Marathon Maniac #957
I use the Hot Hands warmers as well, usually tucking them in the tips of running mittens so that I can curl my fingers away from them if I begin to get too warm, but they keep the mittens nicely warmed. They say they will go for 8 hours, but I have never tested it. Divechief gave me the tip that, when you are done with a run, put them in a ziplock bag, carefully pushing all the air out, and they will stop heating. You can then use them the next day. I have gotten 3 runs out of them this way.
Life is a headlong rush into the unknown. We can hunker down and hope nothing hits us or we can stand tall, lean into the wind and say, "Bring it on, darlin', and don't be stingy with the jalapenos."

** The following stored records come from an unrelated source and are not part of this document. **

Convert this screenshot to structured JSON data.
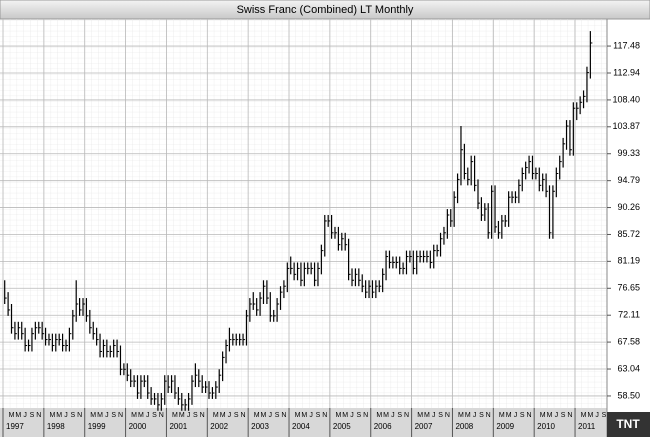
{
  "chart_data": {
    "type": "ohlc",
    "title": "Swiss Franc (Combined) LT Monthly",
    "logo": "TNT",
    "years": [
      "1997",
      "1998",
      "1999",
      "2000",
      "2001",
      "2002",
      "2003",
      "2004",
      "2005",
      "2006",
      "2007",
      "2008",
      "2009",
      "2010",
      "2011"
    ],
    "month_labels": [
      "M",
      "M",
      "J",
      "S",
      "N"
    ],
    "color": "#000000",
    "grid": true,
    "ylim": [
      56.47,
      122.04
    ],
    "yticks": [
      {
        "value": 58.5,
        "label": "58.50"
      },
      63.04,
      67.58,
      72.11,
      76.65,
      81.19,
      85.72,
      90.26,
      94.79,
      99.33,
      103.87,
      {
        "value": 108.4,
        "label": "108.40"
      },
      112.94,
      117.48
    ],
    "high": [
      78,
      76,
      74,
      71,
      71,
      71,
      70,
      68,
      70,
      71,
      71,
      71,
      70,
      69,
      69,
      69,
      69,
      69,
      68,
      70,
      73,
      78,
      75,
      75,
      75,
      73,
      71,
      70,
      69,
      68,
      68,
      67,
      68,
      68,
      67,
      64,
      64,
      63,
      62,
      62,
      62,
      62,
      62,
      60,
      59,
      59,
      59,
      62,
      62,
      62,
      62,
      60,
      59,
      58,
      59,
      62,
      64,
      63,
      62,
      61,
      61,
      60,
      61,
      63,
      66,
      68,
      70,
      69,
      69,
      69,
      69,
      73,
      75,
      76,
      75,
      76,
      78,
      78,
      76,
      73,
      75,
      77,
      78,
      81,
      82,
      81,
      81,
      81,
      81,
      81,
      81,
      81,
      81,
      84,
      89,
      89,
      89,
      87,
      87,
      86,
      86,
      85,
      80,
      80,
      80,
      79,
      78,
      78,
      78,
      78,
      78,
      80,
      83,
      83,
      82,
      82,
      82,
      81,
      83,
      83,
      83,
      83,
      83,
      83,
      83,
      83,
      84,
      84,
      86,
      87,
      90,
      90,
      93,
      96,
      104,
      101,
      97,
      99,
      99,
      95,
      92,
      91,
      91,
      94,
      94,
      88,
      89,
      89,
      93,
      93,
      93,
      95,
      97,
      98,
      99,
      99,
      97,
      97,
      96,
      96,
      94,
      94,
      97,
      99,
      102,
      105,
      105,
      108,
      108,
      109,
      110,
      114,
      120
    ],
    "low": [
      74,
      72,
      69,
      68,
      68,
      68,
      66,
      66,
      66,
      68,
      69,
      68,
      67,
      67,
      66,
      66,
      67,
      66,
      66,
      66,
      68,
      71,
      72,
      72,
      71,
      69,
      68,
      67,
      65,
      65,
      65,
      65,
      65,
      65,
      62,
      62,
      61,
      60,
      60,
      58,
      58,
      60,
      58,
      57,
      57,
      56,
      56,
      57,
      59,
      59,
      58,
      57,
      56,
      56,
      56,
      57,
      60,
      60,
      59,
      59,
      58,
      58,
      58,
      59,
      61,
      64,
      66,
      67,
      67,
      67,
      67,
      67,
      71,
      73,
      72,
      72,
      74,
      74,
      71,
      71,
      71,
      73,
      75,
      76,
      79,
      78,
      78,
      77,
      77,
      79,
      79,
      77,
      77,
      79,
      82,
      87,
      85,
      85,
      83,
      83,
      83,
      78,
      77,
      77,
      77,
      76,
      75,
      75,
      75,
      75,
      76,
      76,
      78,
      80,
      80,
      80,
      79,
      79,
      79,
      81,
      79,
      79,
      81,
      81,
      81,
      80,
      80,
      82,
      82,
      84,
      85,
      87,
      87,
      91,
      94,
      95,
      94,
      94,
      93,
      90,
      88,
      88,
      85,
      85,
      86,
      85,
      85,
      87,
      87,
      91,
      91,
      91,
      93,
      95,
      96,
      95,
      95,
      93,
      93,
      92,
      85,
      85,
      92,
      95,
      97,
      100,
      99,
      99,
      105,
      106,
      107,
      108,
      112
    ],
    "close": [
      75,
      73,
      70,
      69,
      70,
      69,
      67,
      67,
      69,
      70,
      70,
      69,
      68,
      68,
      67,
      68,
      68,
      67,
      67,
      69,
      72,
      74,
      73,
      74,
      72,
      70,
      69,
      68,
      66,
      67,
      66,
      66,
      67,
      66,
      63,
      63,
      62,
      61,
      61,
      59,
      61,
      61,
      59,
      58,
      58,
      57,
      58,
      61,
      60,
      61,
      59,
      58,
      57,
      57,
      58,
      61,
      62,
      61,
      60,
      60,
      59,
      59,
      60,
      62,
      65,
      67,
      68,
      68,
      68,
      68,
      68,
      72,
      74,
      74,
      73,
      75,
      77,
      75,
      72,
      72,
      74,
      76,
      77,
      80,
      80,
      79,
      80,
      78,
      80,
      80,
      80,
      78,
      80,
      83,
      88,
      88,
      86,
      86,
      84,
      85,
      84,
      79,
      78,
      79,
      78,
      77,
      76,
      77,
      76,
      77,
      77,
      79,
      82,
      81,
      81,
      81,
      80,
      80,
      82,
      82,
      80,
      82,
      82,
      82,
      82,
      81,
      83,
      83,
      85,
      86,
      89,
      88,
      92,
      95,
      100,
      96,
      95,
      98,
      94,
      91,
      89,
      90,
      86,
      93,
      87,
      86,
      88,
      88,
      92,
      92,
      92,
      94,
      96,
      97,
      98,
      96,
      96,
      94,
      95,
      93,
      86,
      93,
      96,
      98,
      101,
      104,
      100,
      107,
      107,
      108,
      109,
      113,
      118
    ]
  }
}
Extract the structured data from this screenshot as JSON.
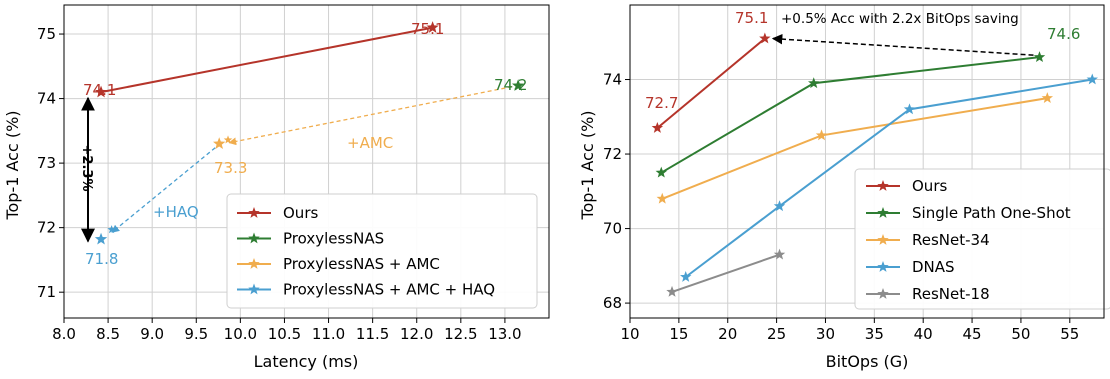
{
  "colors": {
    "red": "#b5342a",
    "green": "#2e7d32",
    "orange": "#f0ad4e",
    "blue": "#4a9fd0",
    "gray": "#8c8c8c",
    "grid": "#d0d0d0"
  },
  "chart_data": [
    {
      "type": "scatter",
      "xlabel": "Latency (ms)",
      "ylabel": "Top-1 Acc (%)",
      "xlim": [
        8.0,
        13.5
      ],
      "ylim": [
        70.6,
        75.45
      ],
      "xticks": [
        "8.0",
        "8.5",
        "9.0",
        "9.5",
        "10.0",
        "10.5",
        "11.0",
        "11.5",
        "12.0",
        "12.5",
        "13.0"
      ],
      "yticks": [
        "71",
        "72",
        "73",
        "74",
        "75"
      ],
      "grid": true,
      "legend_position": "bottom-right",
      "series": [
        {
          "name": "Ours",
          "color": "#b5342a",
          "points": [
            [
              8.42,
              74.1
            ],
            [
              12.18,
              75.1
            ]
          ],
          "connect": "solid"
        },
        {
          "name": "ProxylessNAS",
          "color": "#2e7d32",
          "points": [
            [
              13.15,
              74.2
            ]
          ],
          "connect": "none"
        },
        {
          "name": "ProxylessNAS + AMC",
          "color": "#f0ad4e",
          "points": [
            [
              9.76,
              73.3
            ]
          ],
          "connect": "none"
        },
        {
          "name": "ProxylessNAS + AMC + HAQ",
          "color": "#4a9fd0",
          "points": [
            [
              8.42,
              71.82
            ]
          ],
          "connect": "none"
        }
      ],
      "point_labels": [
        {
          "text": "74.1",
          "color": "#b5342a"
        },
        {
          "text": "75.1",
          "color": "#b5342a"
        },
        {
          "text": "74.2",
          "color": "#2e7d32"
        },
        {
          "text": "73.3",
          "color": "#f0ad4e"
        },
        {
          "text": "71.8",
          "color": "#4a9fd0"
        }
      ],
      "annotations": [
        {
          "text": "+AMC",
          "color": "#f0ad4e"
        },
        {
          "text": "+HAQ",
          "color": "#4a9fd0"
        },
        {
          "text": "+2.3%",
          "color": "#000000"
        }
      ]
    },
    {
      "type": "line",
      "xlabel": "BitOps (G)",
      "ylabel": "Top-1 Acc (%)",
      "xlim": [
        10,
        58.5
      ],
      "ylim": [
        67.6,
        76.0
      ],
      "xticks": [
        "10",
        "15",
        "20",
        "25",
        "30",
        "35",
        "40",
        "45",
        "50",
        "55"
      ],
      "yticks": [
        "68",
        "70",
        "72",
        "74"
      ],
      "grid": true,
      "legend_position": "bottom-right",
      "series": [
        {
          "name": "Ours",
          "color": "#b5342a",
          "points": [
            [
              12.8,
              72.7
            ],
            [
              23.8,
              75.1
            ]
          ]
        },
        {
          "name": "Single Path One-Shot",
          "color": "#2e7d32",
          "points": [
            [
              13.2,
              71.5
            ],
            [
              28.8,
              73.9
            ],
            [
              51.9,
              74.6
            ]
          ]
        },
        {
          "name": "ResNet-34",
          "color": "#f0ad4e",
          "points": [
            [
              13.3,
              70.8
            ],
            [
              29.6,
              72.5
            ],
            [
              52.7,
              73.5
            ]
          ]
        },
        {
          "name": "DNAS",
          "color": "#4a9fd0",
          "points": [
            [
              15.7,
              68.7
            ],
            [
              25.3,
              70.6
            ],
            [
              38.6,
              73.2
            ],
            [
              57.3,
              74.0
            ]
          ]
        },
        {
          "name": "ResNet-18",
          "color": "#8c8c8c",
          "points": [
            [
              14.3,
              68.3
            ],
            [
              25.3,
              69.3
            ]
          ]
        }
      ],
      "point_labels": [
        {
          "text": "72.7",
          "color": "#b5342a"
        },
        {
          "text": "75.1",
          "color": "#b5342a"
        },
        {
          "text": "74.6",
          "color": "#2e7d32"
        }
      ],
      "annotations": [
        {
          "text": "+0.5% Acc with 2.2x BitOps saving",
          "color": "#000000"
        }
      ]
    }
  ]
}
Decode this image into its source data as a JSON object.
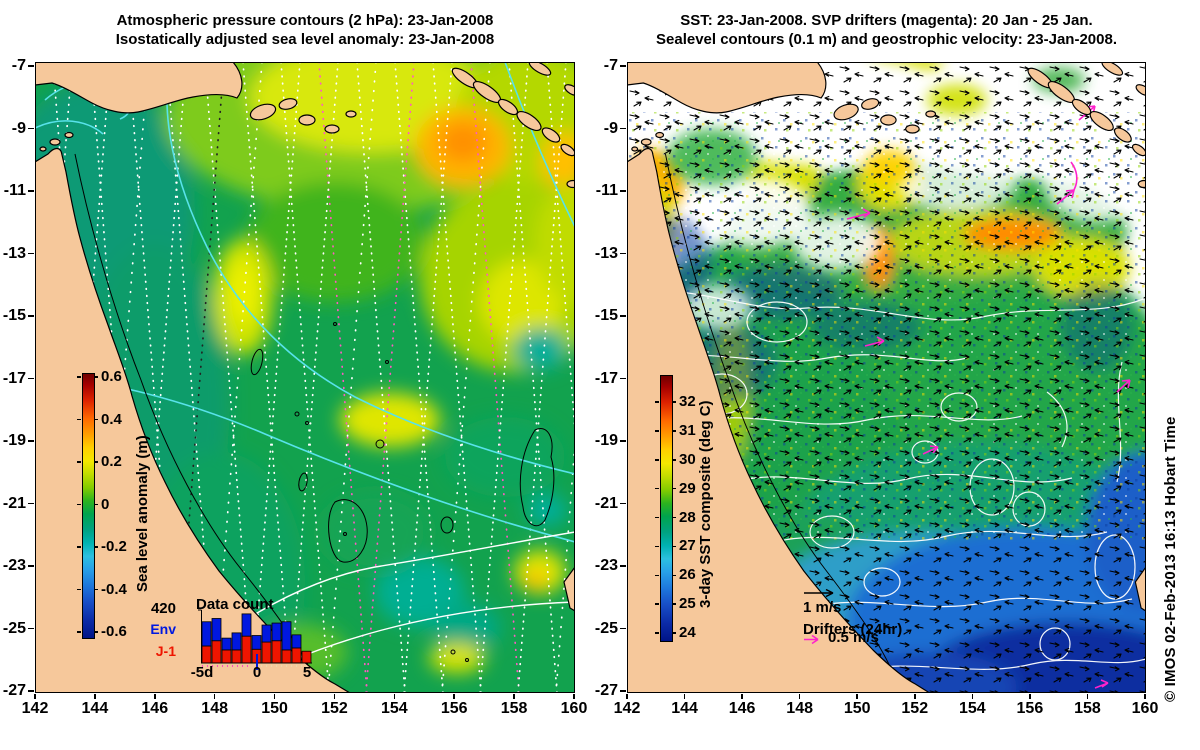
{
  "left_panel": {
    "title_line1": "Atmospheric pressure contours (2 hPa): 23-Jan-2008",
    "title_line2": "Isostatically adjusted sea level anomaly: 23-Jan-2008",
    "x_tick_labels": [
      "142",
      "144",
      "146",
      "148",
      "150",
      "152",
      "154",
      "156",
      "158",
      "160"
    ],
    "y_tick_labels": [
      "-7",
      "-9",
      "-11",
      "-13",
      "-15",
      "-17",
      "-19",
      "-21",
      "-23",
      "-25",
      "-27"
    ],
    "colorbar": {
      "label": "Sea level anomaly (m)",
      "tick_labels": [
        "0.6",
        "0.4",
        "0.2",
        "0",
        "-0.2",
        "-0.4",
        "-0.6"
      ]
    },
    "histogram": {
      "title": "Data count",
      "y_max_label": "420",
      "y_max": 420,
      "x_tick_labels": [
        "-5d",
        "0",
        "5"
      ],
      "days": [
        -5,
        -4,
        -3,
        -2,
        -1,
        0,
        1,
        2,
        3,
        4,
        5
      ],
      "series": [
        {
          "name": "Env",
          "color": "#0018e0",
          "values": [
            185,
            170,
            90,
            130,
            170,
            105,
            130,
            135,
            215,
            100,
            0
          ]
        },
        {
          "name": "J-1",
          "color": "#ee1500",
          "values": [
            130,
            170,
            100,
            100,
            205,
            105,
            160,
            170,
            100,
            115,
            90
          ]
        }
      ]
    }
  },
  "right_panel": {
    "title_line1": "SST: 23-Jan-2008. SVP drifters (magenta): 20 Jan - 25 Jan.",
    "title_line2": "Sealevel contours (0.1 m) and geostrophic velocity: 23-Jan-2008.",
    "x_tick_labels": [
      "142",
      "144",
      "146",
      "148",
      "150",
      "152",
      "154",
      "156",
      "158",
      "160"
    ],
    "y_tick_labels": [
      "-7",
      "-9",
      "-11",
      "-13",
      "-15",
      "-17",
      "-19",
      "-21",
      "-23",
      "-25",
      "-27"
    ],
    "colorbar": {
      "label": "3-day SST composite (deg C)",
      "tick_labels": [
        "32",
        "31",
        "30",
        "29",
        "28",
        "27",
        "26",
        "25",
        "24"
      ]
    },
    "legend": {
      "velocity_label": "1 m/s",
      "drifters_title": "Drifters (24hr)",
      "drifters_speed": "0.5 m/s"
    }
  },
  "attribution": "© IMOS 02-Feb-2013 16:13 Hobart Time",
  "colors": {
    "land": "#f6c89b",
    "coastline": "#000000",
    "pressure_contour_sea": "#58e2ea",
    "pressure_contour_land": "#ffffff",
    "sealevel_contour": "#ffffff",
    "drifter_magenta": "#ff22cc",
    "env_blue": "#0018e0",
    "j1_red": "#ee1500"
  }
}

My hands get cold very easily, and in the depths of winter, that is what I worry about the most. Mittens always do a better job of keeping hands warm than gloves. Saucony makes a very good pair of light weight mittens that are nylon on the outside to help buffer winds, and have a bit of a fleece-like lining to help hold in the heat from your hands. When the temps drop into the low 20s or lower, I pull out my Manzilla heavy-duty "wind stopper" mittens. In extreme conditions, I'll add some Hot Hands inside the mittens, but I really don't like them - they can get too hot. So if I am going to use Hot Hands, I'll wear some light-weight gloves inside the mittens, and put the Hot Hands between the glove and mitten.
I've never used a battery-powered heater, and don't think I'd be interested in adding another electronic gizmo to my attire, regardless of the weather.
Without ice cream there would be darkness and chaos.
...ribbs///.........PolarFleece makes a skiing mitten that will work to about 10-degrees............very chep and works well
..nothing takes the place of persistence.....
All great advice here and much what I do---hand warmers in my mittens or glittens (glove-mittens)
http://www.heatfactory.com/heated-glove.html I got a pair of heat factory brand last year for xmas. My hands were warm at hockey games as well as on long runs.
I have never tried heated gloves for running; even at below zero, fleece gloves or mittens are enough for me; my hands get cold, but if I overdo the gloves, they will sweat and then I have to take thegloves off, making me cold again. I have used temporary hand warmers for skiing and working ski races, and I have put them in my pack for winter hikes.